As a teenager in Havana, Montaner initially celebrated Castro’s overthrow of President Fulgencio Batista’s U.S.-backed government, hoping for economic freedom. However, Castro’s turn to Marxism and violent purges led Montaner to become an anti-Castro rebel. He was captured, sentenced to 20 years in prison in 1960, and managed to escape to Miami.
Montaner’s works often explored the theme of a lost homeland and the heart-wrenching choices individuals faced. His fiction depicted characters who would rather die than succumb to oppressive systems.

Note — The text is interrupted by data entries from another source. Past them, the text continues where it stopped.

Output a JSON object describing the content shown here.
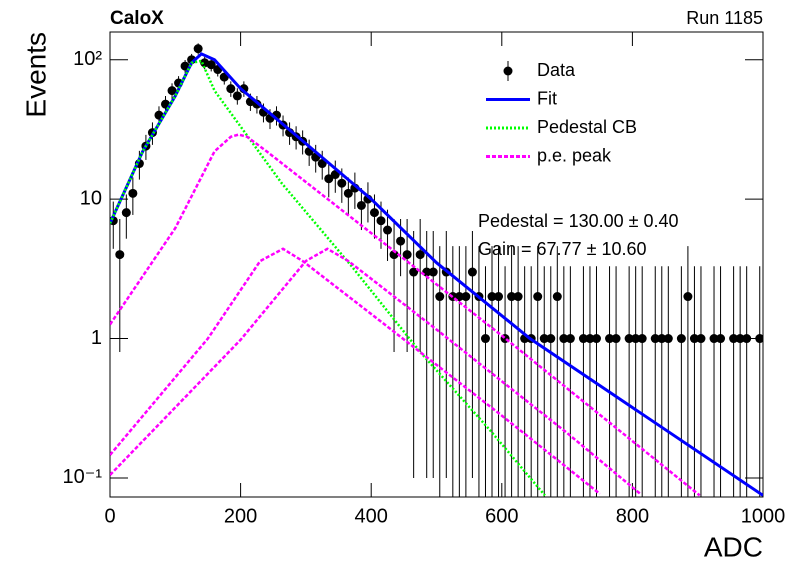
{
  "chart_data": {
    "type": "line",
    "title": "CaloX",
    "subtitle": "Run 1185",
    "x_label": "ADC",
    "y_label": "Events",
    "log_y": true,
    "legend": "top-right",
    "xlim": [
      0,
      1000
    ],
    "xticks": [
      0,
      200,
      400,
      600,
      800,
      1000
    ],
    "ylim": [
      0.073,
      158
    ],
    "yticks": [
      {
        "value": 0.1,
        "label": "10⁻¹"
      },
      1,
      10,
      {
        "value": 100,
        "label": "10²"
      }
    ],
    "annotations": [
      "Pedestal = 130.00 ± 0.40",
      "Gain = 67.77 ± 10.60"
    ],
    "series": [
      {
        "name": "Data",
        "color": "#000000",
        "style": "points",
        "x": [
          5,
          15,
          25,
          35,
          45,
          55,
          65,
          75,
          85,
          95,
          105,
          115,
          125,
          135,
          145,
          155,
          165,
          175,
          185,
          195,
          205,
          215,
          225,
          235,
          245,
          255,
          265,
          275,
          285,
          295,
          305,
          315,
          325,
          335,
          345,
          355,
          365,
          375,
          385,
          395,
          405,
          415,
          425,
          435,
          445,
          455,
          465,
          475,
          485,
          495,
          505,
          515,
          525,
          535,
          545,
          555,
          565,
          575,
          585,
          595,
          605,
          615,
          625,
          635,
          645,
          655,
          665,
          675,
          685,
          695,
          705,
          715,
          725,
          735,
          745,
          755,
          765,
          775,
          785,
          795,
          805,
          815,
          825,
          835,
          845,
          855,
          865,
          875,
          885,
          895,
          905,
          915,
          925,
          935,
          945,
          955,
          965,
          975,
          985,
          995
        ],
        "values": [
          7,
          4,
          8,
          11,
          18,
          24,
          30,
          40,
          48,
          60,
          68,
          90,
          100,
          120,
          95,
          92,
          85,
          75,
          62,
          55,
          62,
          50,
          48,
          42,
          38,
          40,
          34,
          30,
          28,
          26,
          22,
          20,
          18,
          14,
          15,
          13,
          11,
          12,
          9,
          10,
          8,
          7,
          6,
          4,
          5,
          4,
          3,
          4,
          3,
          3,
          2,
          3,
          2,
          2,
          2,
          3,
          2,
          1,
          2,
          2,
          1,
          2,
          2,
          1,
          1,
          2,
          1,
          1,
          2,
          1,
          1,
          null,
          1,
          1,
          1,
          null,
          1,
          1,
          null,
          1,
          1,
          1,
          null,
          1,
          1,
          1,
          null,
          1,
          2,
          1,
          1,
          null,
          1,
          1,
          null,
          1,
          1,
          1,
          null,
          1
        ],
        "errors": [
          2.6,
          3.2,
          2.8,
          3.3,
          4.2,
          4.9,
          5.5,
          6.3,
          6.9,
          7.7,
          8.2,
          9.5,
          10,
          11,
          9.7,
          9.6,
          9.2,
          8.7,
          7.9,
          7.4,
          7.9,
          7.1,
          6.9,
          6.5,
          6.2,
          6.3,
          5.8,
          5.5,
          5.3,
          5.1,
          4.7,
          4.5,
          4.2,
          3.7,
          3.9,
          3.6,
          3.3,
          3.5,
          3,
          3.2,
          2.8,
          2.6,
          2.4,
          3.2,
          2.2,
          3.2,
          2.9,
          3.2,
          2.9,
          2.9,
          2.6,
          2.9,
          2.6,
          2.6,
          2.6,
          2.9,
          2.6,
          2.3,
          2.6,
          2.6,
          2.3,
          2.6,
          2.6,
          2.3,
          2.3,
          2.6,
          2.3,
          2.3,
          2.6,
          2.3,
          2.3,
          null,
          2.3,
          2.3,
          2.3,
          null,
          2.3,
          2.3,
          null,
          2.3,
          2.3,
          2.3,
          null,
          2.3,
          2.3,
          2.3,
          null,
          2.3,
          2.6,
          2.3,
          2.3,
          null,
          2.3,
          2.3,
          null,
          2.3,
          2.3,
          2.3,
          null,
          2.3
        ]
      },
      {
        "name": "Fit",
        "color": "#0000ff",
        "style": "solid",
        "curves": [
          {
            "x": [
              0,
              50,
              100,
              125,
              140,
              160,
              200,
              300,
              400,
              500,
              643,
              800,
              1000
            ],
            "values": [
              6.7,
              22,
              55,
              95,
              110,
              100,
              62,
              25,
              10,
              3.5,
              1,
              0.32,
              0.075
            ]
          }
        ]
      },
      {
        "name": "Pedestal CB",
        "color": "#00ff00",
        "style": "dotted",
        "curves": [
          {
            "x": [
              0,
              50,
              100,
              125,
              140,
              160,
              263,
              370,
              475,
              582,
              666
            ],
            "values": [
              6.7,
              22,
              55,
              95,
              98,
              60,
              13,
              3.3,
              0.8,
              0.22,
              0.075
            ]
          }
        ]
      },
      {
        "name": "p.e. peak",
        "color": "#ff00ff",
        "style": "dashed",
        "curves": [
          {
            "x": [
              0,
              100,
              160,
              185,
              197,
              210,
              240,
              400,
              600,
              903
            ],
            "values": [
              1.26,
              6.2,
              22,
              28,
              29,
              28,
              22,
              5.7,
              1.05,
              0.075
            ]
          },
          {
            "x": [
              0,
              150,
              230,
              265,
              295,
              400,
              600,
              750
            ],
            "values": [
              0.146,
              1,
              3.6,
              4.4,
              3.6,
              1.5,
              0.28,
              0.077
            ]
          },
          {
            "x": [
              0,
              200,
              300,
              333,
              365,
              500,
              700,
              812
            ],
            "values": [
              0.105,
              0.98,
              3.6,
              4.4,
              3.6,
              1.16,
              0.21,
              0.077
            ]
          }
        ]
      }
    ]
  }
}
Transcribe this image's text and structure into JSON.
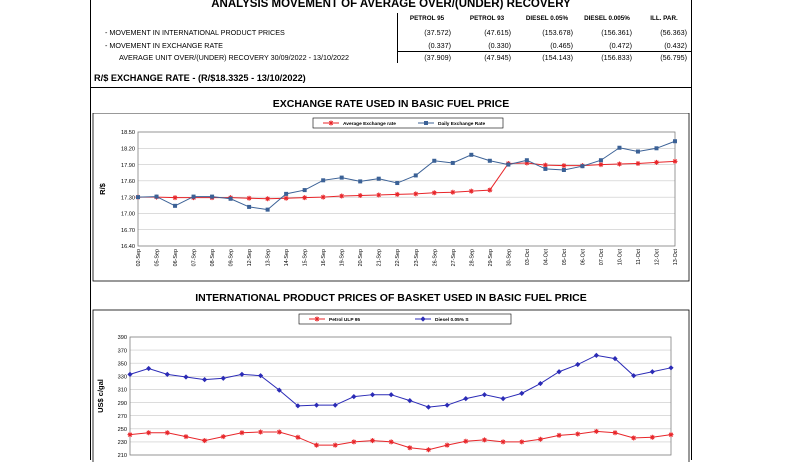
{
  "header": {
    "title": "ANALYSIS MOVEMENT OF AVERAGE OVER/(UNDER) RECOVERY",
    "columns": [
      "PETROL 95",
      "PETROL 93",
      "DIESEL 0.05%",
      "DIESEL 0.005%",
      "ILL. PAR."
    ],
    "rows": [
      {
        "label": "- MOVEMENT IN INTERNATIONAL PRODUCT PRICES",
        "values": [
          "(37.572)",
          "(47.615)",
          "(153.678)",
          "(156.361)",
          "(56.363)"
        ]
      },
      {
        "label": "- MOVEMENT IN EXCHANGE RATE",
        "values": [
          "(0.337)",
          "(0.330)",
          "(0.465)",
          "(0.472)",
          "(0.432)"
        ]
      },
      {
        "label": "AVERAGE UNIT OVER/(UNDER) RECOVERY 30/09/2022 - 13/10/2022",
        "values": [
          "(37.909)",
          "(47.945)",
          "(154.143)",
          "(156.833)",
          "(56.795)"
        ]
      }
    ],
    "exchange_rate_line": "R/$ EXCHANGE RATE - (R/$18.3325 - 13/10/2022)"
  },
  "chart_data": [
    {
      "type": "line",
      "title": "EXCHANGE RATE USED IN BASIC FUEL PRICE",
      "ylabel": "R/$",
      "ylim": [
        16.4,
        18.5
      ],
      "yticks": [
        "18.50",
        "18.20",
        "17.90",
        "17.60",
        "17.30",
        "17.00",
        "16.70",
        "16.40"
      ],
      "legend_placement": "top-center",
      "grid": true,
      "x": [
        "02-Sep",
        "05-Sep",
        "06-Sep",
        "07-Sep",
        "08-Sep",
        "09-Sep",
        "12-Sep",
        "13-Sep",
        "14-Sep",
        "15-Sep",
        "16-Sep",
        "19-Sep",
        "20-Sep",
        "21-Sep",
        "22-Sep",
        "23-Sep",
        "26-Sep",
        "27-Sep",
        "28-Sep",
        "29-Sep",
        "30-Sep",
        "03-Oct",
        "04-Oct",
        "05-Oct",
        "06-Oct",
        "07-Oct",
        "10-Oct",
        "11-Oct",
        "12-Oct",
        "13-Oct"
      ],
      "series": [
        {
          "name": "Average Exchange rate",
          "color": "#e8262a",
          "marker": "star",
          "values": [
            17.3,
            17.3,
            17.29,
            17.29,
            17.29,
            17.29,
            17.28,
            17.27,
            17.28,
            17.29,
            17.3,
            17.32,
            17.33,
            17.34,
            17.35,
            17.36,
            17.38,
            17.39,
            17.41,
            17.43,
            17.92,
            17.93,
            17.89,
            17.88,
            17.88,
            17.9,
            17.91,
            17.92,
            17.94,
            17.96
          ]
        },
        {
          "name": "Daily Exchange Rate",
          "color": "#3b6196",
          "marker": "square",
          "values": [
            17.3,
            17.31,
            17.14,
            17.31,
            17.31,
            17.27,
            17.12,
            17.07,
            17.36,
            17.43,
            17.61,
            17.66,
            17.59,
            17.64,
            17.56,
            17.7,
            17.97,
            17.93,
            18.08,
            17.97,
            17.9,
            17.98,
            17.82,
            17.8,
            17.87,
            17.98,
            18.21,
            18.14,
            18.2,
            18.33
          ]
        }
      ]
    },
    {
      "type": "line",
      "title": "INTERNATIONAL PRODUCT PRICES OF BASKET USED IN BASIC FUEL PRICE",
      "ylabel": "US$ c/gal",
      "ylim": [
        210,
        390
      ],
      "yticks": [
        "390",
        "370",
        "350",
        "330",
        "310",
        "290",
        "270",
        "250",
        "230",
        "210"
      ],
      "legend_placement": "top-center",
      "grid": true,
      "series": [
        {
          "name": "Petrol ULP 95",
          "color": "#e8262a",
          "marker": "star",
          "values": [
            241,
            244,
            244,
            238,
            232,
            238,
            244,
            245,
            245,
            237,
            225,
            225,
            230,
            232,
            230,
            221,
            218,
            225,
            231,
            233,
            230,
            230,
            234,
            240,
            242,
            246,
            244,
            236,
            237,
            241
          ]
        },
        {
          "name": "Diesel 0.05% S",
          "color": "#2b2bb6",
          "marker": "diamond",
          "values": [
            333,
            342,
            333,
            329,
            325,
            327,
            333,
            331,
            309,
            285,
            286,
            286,
            299,
            302,
            302,
            293,
            283,
            286,
            296,
            302,
            296,
            304,
            319,
            337,
            348,
            362,
            357,
            331,
            337,
            343
          ]
        }
      ]
    }
  ]
}
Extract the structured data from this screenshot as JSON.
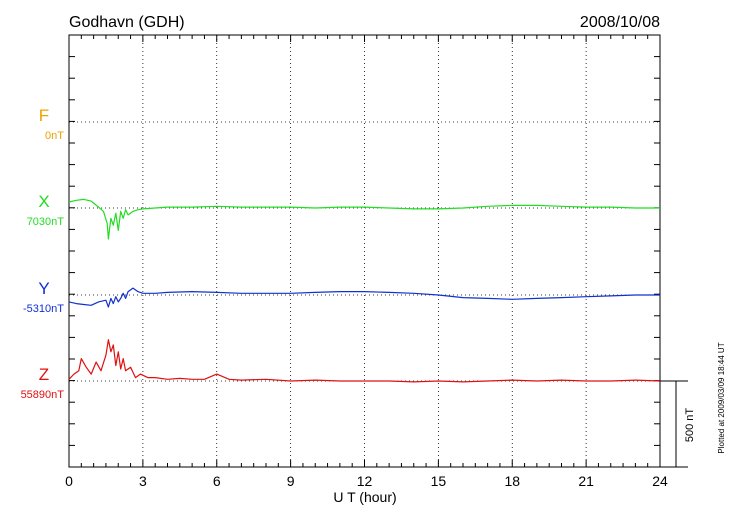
{
  "header": {
    "station": "Godhavn (GDH)",
    "date": "2008/10/08"
  },
  "plotted_note": "Plotted at 2009/03/09 18:44 UT",
  "scale_label": "500 nT",
  "chart_data": {
    "type": "line",
    "title": "Godhavn (GDH)",
    "date": "2008/10/08",
    "xlabel": "U T (hour)",
    "xlim": [
      0,
      24
    ],
    "xticks": [
      "0",
      "3",
      "6",
      "9",
      "12",
      "15",
      "18",
      "21",
      "24"
    ],
    "grid": true,
    "scale_bar_nT": 500,
    "series": [
      {
        "name": "F",
        "baseline_label": "0nT",
        "color": "#f0a000",
        "x": [],
        "y": []
      },
      {
        "name": "X",
        "baseline_label": "7030nT",
        "color": "#22dd22",
        "x": [
          0,
          0.3,
          0.6,
          0.9,
          1.2,
          1.4,
          1.55,
          1.6,
          1.65,
          1.7,
          1.8,
          1.9,
          2.0,
          2.1,
          2.2,
          2.3,
          2.4,
          2.6,
          2.8,
          3.0,
          3.5,
          4,
          5,
          6,
          7,
          8,
          9,
          10,
          11,
          12,
          13,
          14,
          15,
          16,
          17,
          18,
          19,
          20,
          21,
          22,
          23,
          24
        ],
        "y": [
          35,
          45,
          50,
          40,
          5,
          -20,
          -90,
          -180,
          -120,
          -60,
          -100,
          -30,
          -130,
          -20,
          -60,
          -10,
          -40,
          -20,
          -10,
          -5,
          0,
          5,
          5,
          10,
          5,
          5,
          5,
          0,
          5,
          5,
          0,
          -5,
          -5,
          0,
          10,
          15,
          15,
          10,
          5,
          5,
          0,
          0
        ]
      },
      {
        "name": "Y",
        "baseline_label": "-5310nT",
        "color": "#1030d0",
        "x": [
          0,
          0.3,
          0.6,
          0.9,
          1.2,
          1.5,
          1.6,
          1.7,
          1.8,
          1.9,
          2.0,
          2.1,
          2.2,
          2.3,
          2.4,
          2.6,
          2.8,
          3.0,
          3.5,
          4,
          5,
          6,
          7,
          8,
          9,
          10,
          11,
          12,
          13,
          14,
          15,
          16,
          17,
          18,
          19,
          20,
          21,
          22,
          23,
          24
        ],
        "y": [
          -40,
          -50,
          -55,
          -60,
          -40,
          -30,
          -70,
          -20,
          -50,
          -10,
          -40,
          -20,
          10,
          -20,
          20,
          40,
          20,
          10,
          10,
          15,
          20,
          15,
          10,
          10,
          10,
          15,
          20,
          20,
          15,
          10,
          0,
          -15,
          -20,
          -25,
          -20,
          -15,
          -10,
          -5,
          0,
          0
        ]
      },
      {
        "name": "Z",
        "baseline_label": "55890nT",
        "color": "#e01010",
        "x": [
          0,
          0.2,
          0.4,
          0.5,
          0.7,
          0.9,
          1.1,
          1.3,
          1.5,
          1.6,
          1.7,
          1.8,
          1.9,
          2.0,
          2.1,
          2.2,
          2.3,
          2.5,
          2.7,
          2.9,
          3.2,
          3.5,
          4,
          4.5,
          5,
          5.5,
          6,
          6.5,
          7,
          8,
          9,
          10,
          11,
          12,
          13,
          14,
          15,
          16,
          17,
          18,
          19,
          20,
          21,
          22,
          23,
          24
        ],
        "y": [
          10,
          40,
          60,
          130,
          80,
          40,
          110,
          60,
          150,
          240,
          170,
          210,
          90,
          170,
          70,
          130,
          60,
          80,
          20,
          40,
          20,
          20,
          10,
          15,
          10,
          10,
          40,
          10,
          5,
          10,
          0,
          5,
          0,
          0,
          0,
          -5,
          0,
          -5,
          0,
          5,
          0,
          5,
          0,
          0,
          5,
          0
        ]
      }
    ]
  }
}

In 1996, Montaner faced backlash for comments deemed sexist and offensive by Puerto Rican groups during a Univision news show. He later apologized for his remarks but was dropped as a columnist by El Diario La Prensa.
His 1996 book, “Manual del Perfecto Idiota Latinoamericano,” received criticism from leftist circles for its neoconservative perspective. In the book, Montaner, Plinio Apuleyo Mendoza, and Álvaro Vargas Llosa argued that Latin American leaders wrongly blamed the United States and others for underdevelopment and economic problems.
Carlos Alberto Montaner Suris was born on April 3, 1943, in Havana. After fleeing Cuba, he reunited with his family in Miami and studied at the University of Miami. He later moved to Madrid, where he founded a publishing house and continued to write for U.S. newspapers.
Montaner’s wife Linda, two children, and two granddaughters survive him. Despite his longing to return to Cuba, Montaner believed he would pass away without setting foot on Cuban soil again.
The death of Carlos Alberto Montaner is a loss for the literary and political world, as his fierce opposition to the Cuban regime and his thought-provoking works left an indelible mark on Latin America and beyond.